FILE: Health care costs

(The Center Square) – Two Washington State Democratic lawmakers introduced legislation this week that would fund access to health care by imposing an income tax on the annual pay of certain highly compensated hospital employees.

The bill comes after the Washington State Supreme Court ruled last month that the state’s capital gains tax – a 7% tax on profits of more than $250,000 from the sale of assets like stocks and bonds – was constitutional, essentially saying that an excise tax could be applied to income.

“Beginning January 1, 2024, for taxes due in 2025, an excess compensation tax is imposed on the hospitals that pay covered employees excess compensation,” reads Senate Bill 5767, which was introduced Monday by Sen. Christine Rolfes, D-Bainbridge Island, chair of the Senate Ways & Means Committee, and Sen. Emily Randall, D-Bremerton. “The tax equals the sum of the annual total compensation ... of any covered employee that is paid excess compensation during the tax year, multiplied by 7.5 percent.”

SB 5767 defines excess compensation as “the annual total compensation of a covered employee ... that exceeds 10 times the average annual wage most recently published, as of December 31st of the tax year, by the employment security department.”

The Center Square reached out to Rolfes’ office to ask if the introduction of SB 5767 was related to the recent Supreme Court decision on the capital gains tax, but did not receive a response.

Sen. Manka Dhingra, D-Redmond, took a stab at addressing SB 5767 during Tuesday morning’s media availability event held by Democratic leaders to discuss the legislative session.

“I think it’s always interesting when bills drop later on in the session, and I know I was surprised to see that one,” the Senate deputy majority leader said. “But, you know, you keep hearing a lot about wealth inequities in our state and, you know, I think everyone widely recognizes that we have an upside down tax structure.”

“And I think it’s always great to hear from people about their ideas on how to address inequities in our state,” she added.

At their own media availability event 30 minutes earlier, Republican leaders were not amused.

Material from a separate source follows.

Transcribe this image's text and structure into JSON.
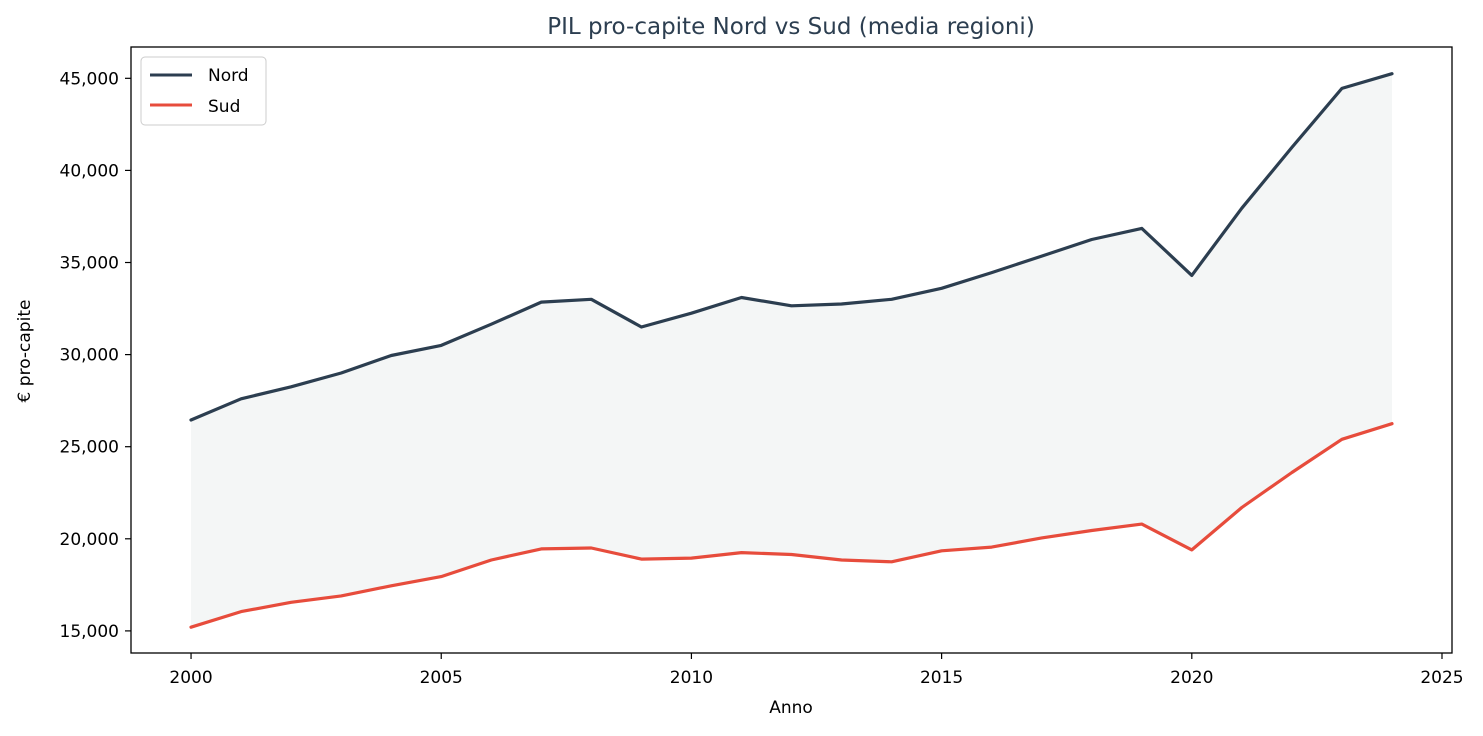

“You know, this is such a worrisome phenomenon now,” Rep. J.T. Wilcox, R-Yelm, said of SB 5767. “It’s not just about taxes; it’s about the idea that, you know, you demonize a group and you use the Legislature to go after them.”

“And if anybody thinks they won’t be part of some unpopular groups sometime, they should think again. The idea of using legislation to attack individual groups, small groups of people, is just so corrosive,” the House Republican leader continued.

Sen. John Braun, R-Centralia, noted that even before the Supreme Court’s decision on the capital gains tax, Democrats had introduced legislation that would increase the capital gains tax rate and lower the value exemption, applying the tax to many more Washingtonians with capital gains income.

Senate Bill 5335, which has not made it past the committee stage, would increase the captain gains tax from 7% to 8.5% and lower the threshold from $250,000 to $15,000.

“And we’ve been saying all along that if they get the ruling they ultimately got, that this is going to be a gateway to additional taxes on a whole realm of organizations and people around our state," Braun said. "And I think this bill is probably a message given we’re in – we have less than three weeks left in the session – is an indication of where people are going to go when they either, as J.T. said, have concerns about a particular organization or they just need to find extra money to do something else with."

Look for more excise taxes in the future, he pointed out.

“I would be shocked if when we come back into session next year we don’t have a myriad of different excise tax bills that go after different organizations and different groups of people, all for perhaps noteworthy causes but not done in a way that is, I think, in keeping with our constitution or in a way that’s fair and balanced,” Braun said.